Can I also take this opportunity to point out the very dodgy choice of scales
on his first graph. The temperature data is limited to 1/7th of the height of
the graph, while the C02 changes are stretched to full height.

Graph here:
[http://c3headlines.typepad.com/.a/6a010536b58035970c0120a7c8...](http://c3headlines.typepad.com/.a/6a010536b58035970c0120a7c87805970b-pi)

The obvious impact of this is to downplay any shift in temperature in response
to changes in CO2 levels and any deviations from the linear trend line.

------
yungchin
Just remember: you only measure what you measure. This data suggests that
Central England temperatures have only been slowly rising. It doesn't say
anything about average world temperatures.
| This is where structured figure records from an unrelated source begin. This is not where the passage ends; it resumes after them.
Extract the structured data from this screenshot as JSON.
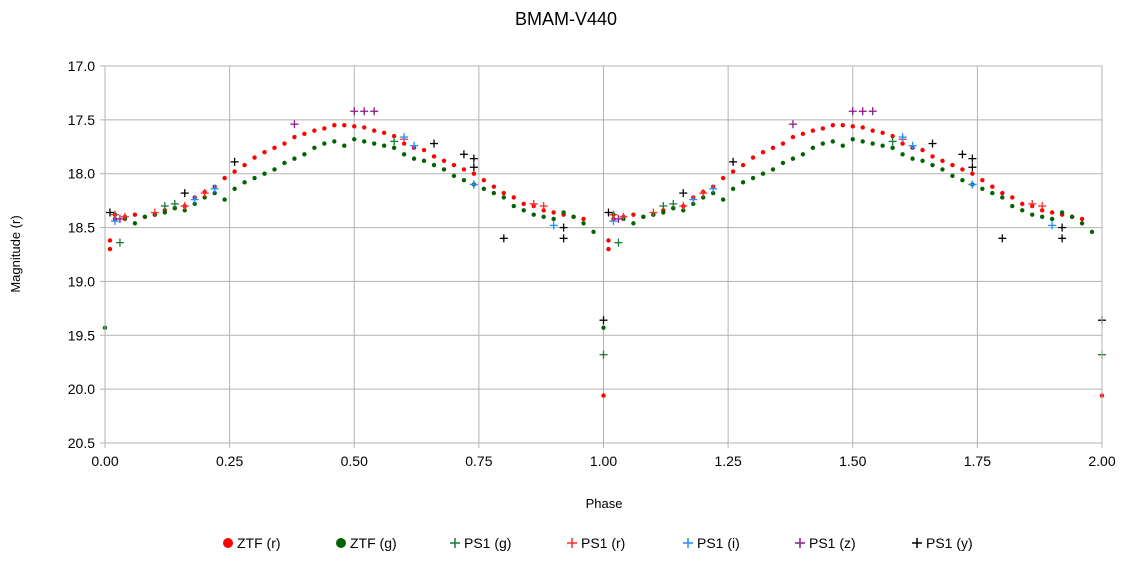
{
  "chart_data": {
    "type": "scatter",
    "title": "BMAM-V440",
    "xlabel": "Phase",
    "ylabel": "Magnitude (r)",
    "xlim": [
      0,
      2
    ],
    "ylim": [
      17.0,
      20.5
    ],
    "y_inverted": true,
    "grid": true,
    "legend_position": "bottom",
    "x_ticks": [
      "0.00",
      "0.25",
      "0.50",
      "0.75",
      "1.00",
      "1.25",
      "1.50",
      "1.75",
      "2.00"
    ],
    "y_ticks": [
      "17.0",
      "17.5",
      "18.0",
      "18.5",
      "19.0",
      "19.5",
      "20.0",
      "20.5"
    ],
    "series": [
      {
        "name": "ZTF (r)",
        "marker": "dot",
        "color": "#ff0000",
        "points": [
          [
            0.01,
            18.62
          ],
          [
            0.01,
            18.7
          ],
          [
            0.02,
            18.42
          ],
          [
            0.04,
            18.4
          ],
          [
            0.06,
            18.38
          ],
          [
            0.08,
            18.4
          ],
          [
            0.1,
            18.38
          ],
          [
            0.12,
            18.34
          ],
          [
            0.14,
            18.32
          ],
          [
            0.16,
            18.3
          ],
          [
            0.18,
            18.22
          ],
          [
            0.2,
            18.17
          ],
          [
            0.22,
            18.12
          ],
          [
            0.24,
            18.04
          ],
          [
            0.26,
            17.98
          ],
          [
            0.28,
            17.92
          ],
          [
            0.3,
            17.85
          ],
          [
            0.32,
            17.8
          ],
          [
            0.34,
            17.76
          ],
          [
            0.36,
            17.72
          ],
          [
            0.38,
            17.66
          ],
          [
            0.4,
            17.63
          ],
          [
            0.42,
            17.6
          ],
          [
            0.44,
            17.58
          ],
          [
            0.46,
            17.55
          ],
          [
            0.48,
            17.55
          ],
          [
            0.5,
            17.56
          ],
          [
            0.52,
            17.57
          ],
          [
            0.54,
            17.6
          ],
          [
            0.56,
            17.62
          ],
          [
            0.58,
            17.65
          ],
          [
            0.6,
            17.72
          ],
          [
            0.62,
            17.76
          ],
          [
            0.64,
            17.78
          ],
          [
            0.66,
            17.84
          ],
          [
            0.68,
            17.88
          ],
          [
            0.7,
            17.92
          ],
          [
            0.72,
            17.96
          ],
          [
            0.74,
            18.0
          ],
          [
            0.76,
            18.06
          ],
          [
            0.78,
            18.12
          ],
          [
            0.8,
            18.18
          ],
          [
            0.82,
            18.22
          ],
          [
            0.84,
            18.28
          ],
          [
            0.86,
            18.3
          ],
          [
            0.88,
            18.34
          ],
          [
            0.9,
            18.36
          ],
          [
            0.92,
            18.38
          ],
          [
            0.94,
            18.4
          ],
          [
            0.96,
            18.42
          ],
          [
            1.0,
            20.06
          ],
          [
            1.01,
            18.62
          ],
          [
            1.01,
            18.7
          ],
          [
            1.02,
            18.42
          ],
          [
            1.04,
            18.4
          ],
          [
            1.06,
            18.38
          ],
          [
            1.08,
            18.4
          ],
          [
            1.1,
            18.38
          ],
          [
            1.12,
            18.34
          ],
          [
            1.14,
            18.32
          ],
          [
            1.16,
            18.3
          ],
          [
            1.18,
            18.22
          ],
          [
            1.2,
            18.17
          ],
          [
            1.22,
            18.12
          ],
          [
            1.24,
            18.04
          ],
          [
            1.26,
            17.98
          ],
          [
            1.28,
            17.92
          ],
          [
            1.3,
            17.85
          ],
          [
            1.32,
            17.8
          ],
          [
            1.34,
            17.76
          ],
          [
            1.36,
            17.72
          ],
          [
            1.38,
            17.66
          ],
          [
            1.4,
            17.63
          ],
          [
            1.42,
            17.6
          ],
          [
            1.44,
            17.58
          ],
          [
            1.46,
            17.55
          ],
          [
            1.48,
            17.55
          ],
          [
            1.5,
            17.56
          ],
          [
            1.52,
            17.57
          ],
          [
            1.54,
            17.6
          ],
          [
            1.56,
            17.62
          ],
          [
            1.58,
            17.65
          ],
          [
            1.6,
            17.72
          ],
          [
            1.62,
            17.76
          ],
          [
            1.64,
            17.78
          ],
          [
            1.66,
            17.84
          ],
          [
            1.68,
            17.88
          ],
          [
            1.7,
            17.92
          ],
          [
            1.72,
            17.96
          ],
          [
            1.74,
            18.0
          ],
          [
            1.76,
            18.06
          ],
          [
            1.78,
            18.12
          ],
          [
            1.8,
            18.18
          ],
          [
            1.82,
            18.22
          ],
          [
            1.84,
            18.28
          ],
          [
            1.86,
            18.3
          ],
          [
            1.88,
            18.34
          ],
          [
            1.9,
            18.36
          ],
          [
            1.92,
            18.38
          ],
          [
            1.94,
            18.4
          ],
          [
            1.96,
            18.42
          ],
          [
            2.0,
            20.06
          ]
        ]
      },
      {
        "name": "ZTF (g)",
        "marker": "dot",
        "color": "#006400",
        "points": [
          [
            0.0,
            19.43
          ],
          [
            0.02,
            18.38
          ],
          [
            0.04,
            18.42
          ],
          [
            0.06,
            18.46
          ],
          [
            0.08,
            18.4
          ],
          [
            0.1,
            18.38
          ],
          [
            0.12,
            18.36
          ],
          [
            0.14,
            18.32
          ],
          [
            0.16,
            18.34
          ],
          [
            0.18,
            18.28
          ],
          [
            0.2,
            18.22
          ],
          [
            0.22,
            18.18
          ],
          [
            0.24,
            18.24
          ],
          [
            0.26,
            18.14
          ],
          [
            0.28,
            18.08
          ],
          [
            0.3,
            18.04
          ],
          [
            0.32,
            18.0
          ],
          [
            0.34,
            17.96
          ],
          [
            0.36,
            17.9
          ],
          [
            0.38,
            17.86
          ],
          [
            0.4,
            17.82
          ],
          [
            0.42,
            17.76
          ],
          [
            0.44,
            17.72
          ],
          [
            0.46,
            17.7
          ],
          [
            0.48,
            17.74
          ],
          [
            0.5,
            17.68
          ],
          [
            0.52,
            17.7
          ],
          [
            0.54,
            17.72
          ],
          [
            0.56,
            17.74
          ],
          [
            0.58,
            17.76
          ],
          [
            0.6,
            17.82
          ],
          [
            0.62,
            17.86
          ],
          [
            0.64,
            17.88
          ],
          [
            0.66,
            17.92
          ],
          [
            0.68,
            17.96
          ],
          [
            0.7,
            18.02
          ],
          [
            0.72,
            18.06
          ],
          [
            0.74,
            18.1
          ],
          [
            0.76,
            18.14
          ],
          [
            0.78,
            18.18
          ],
          [
            0.8,
            18.22
          ],
          [
            0.82,
            18.3
          ],
          [
            0.84,
            18.34
          ],
          [
            0.86,
            18.38
          ],
          [
            0.88,
            18.4
          ],
          [
            0.9,
            18.42
          ],
          [
            0.92,
            18.36
          ],
          [
            0.94,
            18.4
          ],
          [
            0.96,
            18.46
          ],
          [
            0.98,
            18.54
          ],
          [
            1.0,
            19.43
          ],
          [
            1.02,
            18.38
          ],
          [
            1.04,
            18.42
          ],
          [
            1.06,
            18.46
          ],
          [
            1.08,
            18.4
          ],
          [
            1.1,
            18.38
          ],
          [
            1.12,
            18.36
          ],
          [
            1.14,
            18.32
          ],
          [
            1.16,
            18.34
          ],
          [
            1.18,
            18.28
          ],
          [
            1.2,
            18.22
          ],
          [
            1.22,
            18.18
          ],
          [
            1.24,
            18.24
          ],
          [
            1.26,
            18.14
          ],
          [
            1.28,
            18.08
          ],
          [
            1.3,
            18.04
          ],
          [
            1.32,
            18.0
          ],
          [
            1.34,
            17.96
          ],
          [
            1.36,
            17.9
          ],
          [
            1.38,
            17.86
          ],
          [
            1.4,
            17.82
          ],
          [
            1.42,
            17.76
          ],
          [
            1.44,
            17.72
          ],
          [
            1.46,
            17.7
          ],
          [
            1.48,
            17.74
          ],
          [
            1.5,
            17.68
          ],
          [
            1.52,
            17.7
          ],
          [
            1.54,
            17.72
          ],
          [
            1.56,
            17.74
          ],
          [
            1.58,
            17.76
          ],
          [
            1.6,
            17.82
          ],
          [
            1.62,
            17.86
          ],
          [
            1.64,
            17.88
          ],
          [
            1.66,
            17.92
          ],
          [
            1.68,
            17.96
          ],
          [
            1.7,
            18.02
          ],
          [
            1.72,
            18.06
          ],
          [
            1.74,
            18.1
          ],
          [
            1.76,
            18.14
          ],
          [
            1.78,
            18.18
          ],
          [
            1.8,
            18.22
          ],
          [
            1.82,
            18.3
          ],
          [
            1.84,
            18.34
          ],
          [
            1.86,
            18.38
          ],
          [
            1.88,
            18.4
          ],
          [
            1.9,
            18.42
          ],
          [
            1.92,
            18.36
          ],
          [
            1.94,
            18.4
          ],
          [
            1.96,
            18.46
          ],
          [
            1.98,
            18.54
          ]
        ]
      },
      {
        "name": "PS1 (g)",
        "marker": "plus",
        "color": "#1a7a3a",
        "points": [
          [
            0.03,
            18.64
          ],
          [
            0.12,
            18.3
          ],
          [
            0.14,
            18.28
          ],
          [
            0.58,
            17.7
          ],
          [
            1.0,
            19.68
          ],
          [
            1.03,
            18.64
          ],
          [
            1.12,
            18.3
          ],
          [
            1.14,
            18.28
          ],
          [
            1.58,
            17.7
          ],
          [
            2.0,
            19.68
          ]
        ]
      },
      {
        "name": "PS1 (r)",
        "marker": "plus",
        "color": "#ff2a2a",
        "points": [
          [
            0.02,
            18.38
          ],
          [
            0.04,
            18.4
          ],
          [
            0.1,
            18.36
          ],
          [
            0.16,
            18.3
          ],
          [
            0.2,
            18.18
          ],
          [
            0.6,
            17.68
          ],
          [
            0.74,
            18.1
          ],
          [
            0.86,
            18.28
          ],
          [
            0.88,
            18.3
          ],
          [
            1.02,
            18.38
          ],
          [
            1.04,
            18.4
          ],
          [
            1.1,
            18.36
          ],
          [
            1.16,
            18.3
          ],
          [
            1.2,
            18.18
          ],
          [
            1.6,
            17.68
          ],
          [
            1.74,
            18.1
          ],
          [
            1.86,
            18.28
          ],
          [
            1.88,
            18.3
          ]
        ]
      },
      {
        "name": "PS1 (i)",
        "marker": "plus",
        "color": "#1e90ff",
        "points": [
          [
            0.02,
            18.44
          ],
          [
            0.18,
            18.24
          ],
          [
            0.22,
            18.14
          ],
          [
            0.6,
            17.66
          ],
          [
            0.62,
            17.74
          ],
          [
            0.74,
            18.1
          ],
          [
            0.9,
            18.48
          ],
          [
            1.02,
            18.44
          ],
          [
            1.18,
            18.24
          ],
          [
            1.22,
            18.14
          ],
          [
            1.6,
            17.66
          ],
          [
            1.62,
            17.74
          ],
          [
            1.74,
            18.1
          ],
          [
            1.9,
            18.48
          ]
        ]
      },
      {
        "name": "PS1 (z)",
        "marker": "plus",
        "color": "#8b1a8b",
        "points": [
          [
            0.03,
            18.42
          ],
          [
            0.38,
            17.54
          ],
          [
            0.5,
            17.42
          ],
          [
            0.52,
            17.42
          ],
          [
            0.54,
            17.42
          ],
          [
            1.03,
            18.42
          ],
          [
            1.38,
            17.54
          ],
          [
            1.5,
            17.42
          ],
          [
            1.52,
            17.42
          ],
          [
            1.54,
            17.42
          ]
        ]
      },
      {
        "name": "PS1 (y)",
        "marker": "plus",
        "color": "#000000",
        "points": [
          [
            0.01,
            18.36
          ],
          [
            0.16,
            18.18
          ],
          [
            0.26,
            17.89
          ],
          [
            0.66,
            17.72
          ],
          [
            0.72,
            17.82
          ],
          [
            0.74,
            17.86
          ],
          [
            0.74,
            17.94
          ],
          [
            0.8,
            18.6
          ],
          [
            0.92,
            18.5
          ],
          [
            0.92,
            18.6
          ],
          [
            1.0,
            19.36
          ],
          [
            1.01,
            18.36
          ],
          [
            1.16,
            18.18
          ],
          [
            1.26,
            17.89
          ],
          [
            1.66,
            17.72
          ],
          [
            1.72,
            17.82
          ],
          [
            1.74,
            17.86
          ],
          [
            1.74,
            17.94
          ],
          [
            1.8,
            18.6
          ],
          [
            1.92,
            18.5
          ],
          [
            1.92,
            18.6
          ],
          [
            2.0,
            19.36
          ]
        ]
      }
    ]
  }
}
(The Gulf Stream might be one of the reasons North-West Europe is a relative
stable point.)

I'd be interested to see similar plots from the Arctic.

------
benl
There's a lot of back-and-forth in this thread about whether this disproves
AGW or not.

Before people get too invested in these arguments, it might make sense to step
back for a second or two and ask yourself the question:

"What is the null hypothesis?"

As far as my understanding goes, in order to be doing good science, the null
hypothesis must be that there is no phenomenon to explain. So the qustion we
should be asking is: "is this evidence consistent with, or does it refute, the
null hypothesis?"

As far as I can tell, this evidence is consistent with the null hypothesis.
While that is interesting, it's not super-important, so we should all save our
passion and debating time for evidence that potentially refutes the null
hypothesis. That kind of evidence is much more important to find and pore
over...

* [edit] fixed a few typos